La Oferta

April 26, 2024

Young people committing suicide in Nicaragua due to social crisis

By Wilder Perez R.

Formerly imprisoned student Byron Estrada speaks during an interview with EFE on Jan. 20, 2020, in Managua, Nicaragua. Five people have committed suicide in Nicaragua in recent days, most of them young people apparently in part disenchanted over the socio-political crisis in the second-poorest country in the Americas. EFE-EPA/ Jorge Torres

Managua, Jan 20 (efe-epa).- Five suicides in recent days in Nicaragua, most of them young people and including two opposition members, have caused a nationwide commotion and there are those who see the incidents as stemming from the socio-political crisis that has taken hundreds of lives since April 2018.

In just a few days a young university student who had survived an armed attack by the government took her life, another opposition student made the same fateful decision, a Nicaraguan worker killed himself in Panama and a woman was rescued just before throwing herself off a bridge in Managua.

According to the latest official report on suicides in Nicaragua, in 2018, the year in which the social crisis erupted against President Daniel Ortega, 355 suicides were registered, about one a day and more than the 318 tallied in 2017, although these figures appear to be undercounts.

The Sanar collective of psychologists created by anonymous experts to help people affected by the crisis says that the reasons leading to the suicide of so many people are varied, ranging from personal problems to relatives and the socio-political situation.

“In Nicaragua, we’re only experiencing the consequences of current history, we’re loaded down with a large number of traumas caused by armed and unarmed conflicts, fears, divisions dating back many decades. It’s not the first dictatorship we’ve lived under,” Sanar told EFE.

The Ortega government is the dictatorship Sanar referred to, identified as such by many sectors since it ordered armed attacks on peaceful protesters and extrajudicial executions against opposition members in 2018, moves which left hundreds of people in prison, dead or disappeared, according to local and international humanitarian organizations.

Opposition leader Ivania Alvarez believes that the suicides in Nicaragua are part of what the United States has identified as Managua’s policy of “exile, jail or death” against opposition members.

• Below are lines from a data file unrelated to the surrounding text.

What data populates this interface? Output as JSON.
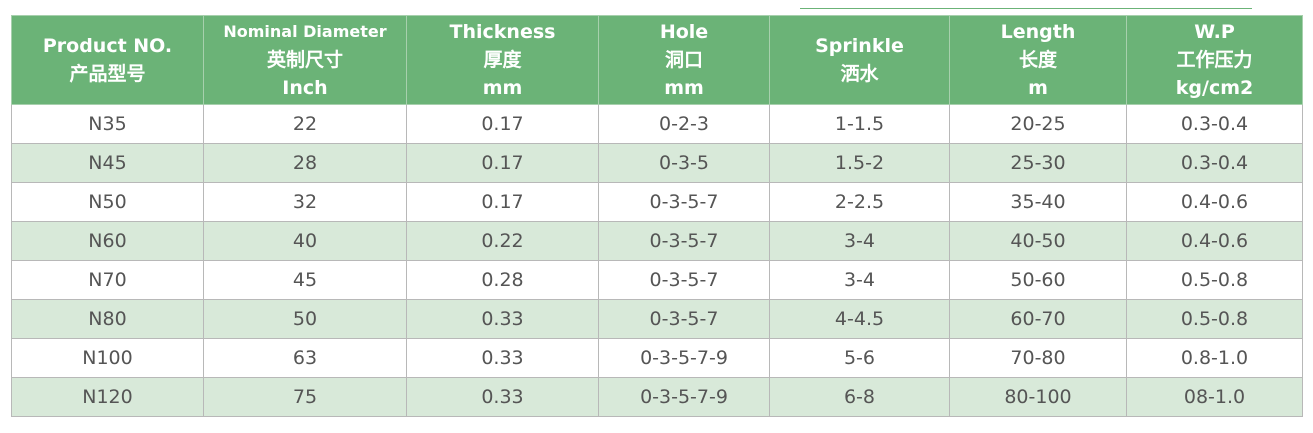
{
  "headers": [
    [
      "Product NO.",
      "产品型号"
    ],
    [
      "Nominal Diameter",
      "英制尺寸",
      "Inch"
    ],
    [
      "Thickness",
      "厚度",
      "mm"
    ],
    [
      "Hole",
      "洞口",
      "mm"
    ],
    [
      "Sprinkle",
      "洒水"
    ],
    [
      "Length",
      "长度",
      "m"
    ],
    [
      "W.P",
      "工作压力",
      "kg/cm2"
    ]
  ],
  "rows": [
    [
      "N35",
      "22",
      "0.17",
      "0-2-3",
      "1-1.5",
      "20-25",
      "0.3-0.4"
    ],
    [
      "N45",
      "28",
      "0.17",
      "0-3-5",
      "1.5-2",
      "25-30",
      "0.3-0.4"
    ],
    [
      "N50",
      "32",
      "0.17",
      "0-3-5-7",
      "2-2.5",
      "35-40",
      "0.4-0.6"
    ],
    [
      "N60",
      "40",
      "0.22",
      "0-3-5-7",
      "3-4",
      "40-50",
      "0.4-0.6"
    ],
    [
      "N70",
      "45",
      "0.28",
      "0-3-5-7",
      "3-4",
      "50-60",
      "0.5-0.8"
    ],
    [
      "N80",
      "50",
      "0.33",
      "0-3-5-7",
      "4-4.5",
      "60-70",
      "0.5-0.8"
    ],
    [
      "N100",
      "63",
      "0.33",
      "0-3-5-7-9",
      "5-6",
      "70-80",
      "0.8-1.0"
    ],
    [
      "N120",
      "75",
      "0.33",
      "0-3-5-7-9",
      "6-8",
      "80-100",
      "08-1.0"
    ]
  ],
  "colors": {
    "header_bg": "#6bb377",
    "alt_row_bg": "#d8e9d9",
    "text": "#555555"
  }
}
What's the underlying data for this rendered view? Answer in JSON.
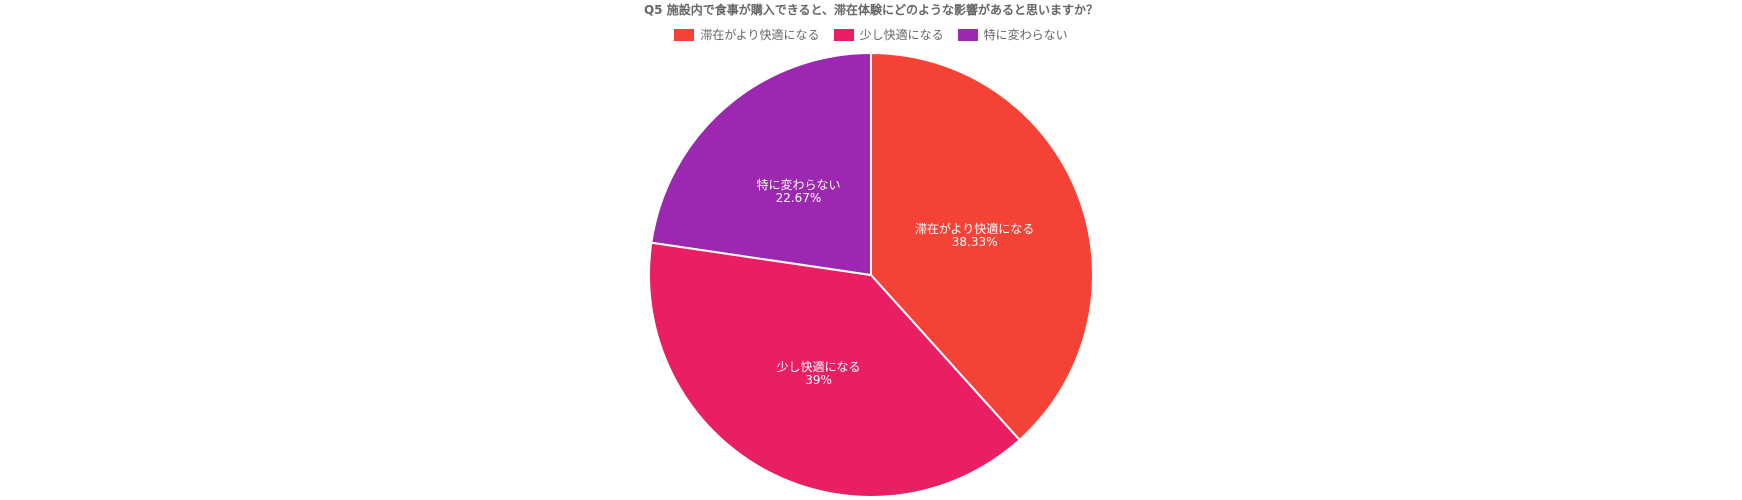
{
  "chart_data": {
    "type": "pie",
    "title": "Q5 施設内で食事が購入できると、滞在体験にどのような影響があると思いますか？",
    "slices": [
      {
        "label": "滞在がより快適になる",
        "value": 38.33,
        "value_label": "38.33%",
        "color": "#f44336"
      },
      {
        "label": "少し快適になる",
        "value": 39,
        "value_label": "39%",
        "color": "#e91e63"
      },
      {
        "label": "特に変わらない",
        "value": 22.67,
        "value_label": "22.67%",
        "color": "#9c27b0"
      }
    ],
    "legend_placement": "top-center"
  }
}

Alvarez told EFE that “it’s a harsh message on the part of the dictatorship, which is being brutal against us. Not only the suicides, we’re seeing the exiles … when they say they’re following you, that they’re going to imprison you, that they can murder you, rape you, the message is: Get out of here.”

That was the case with a young opposition member who fled into exile to avoid prison or death, became depressed and ended his life, according to Movimiento 19 de Abril, the organization to which he belonged.

Other young people like student leader Byron Estrada have managed to overcome living in hiding, being jailed, as well as being put under siege by police and paramilitaries.

“Feeling at all times like they’re following you, talking about you, listening at the door when (the police) come because you’ve been in jail, not being able to sleep, many things that go beyond just grabbing a flag and being able to shout,” he said.

The specialists also recommend “feeling the diversity of emotions that living in this society creates, welcoming those feelings, talking about them and transforming them when we feel it’s necessary,” while the less affected people are advised to be empathetic, friendly and respectful to the victims.

Official figures indicate that when Ortega began his second period heading the government, in 2012, Nicaragua had 148 suicides, and since then the number has done nothing but increase up to around one per day.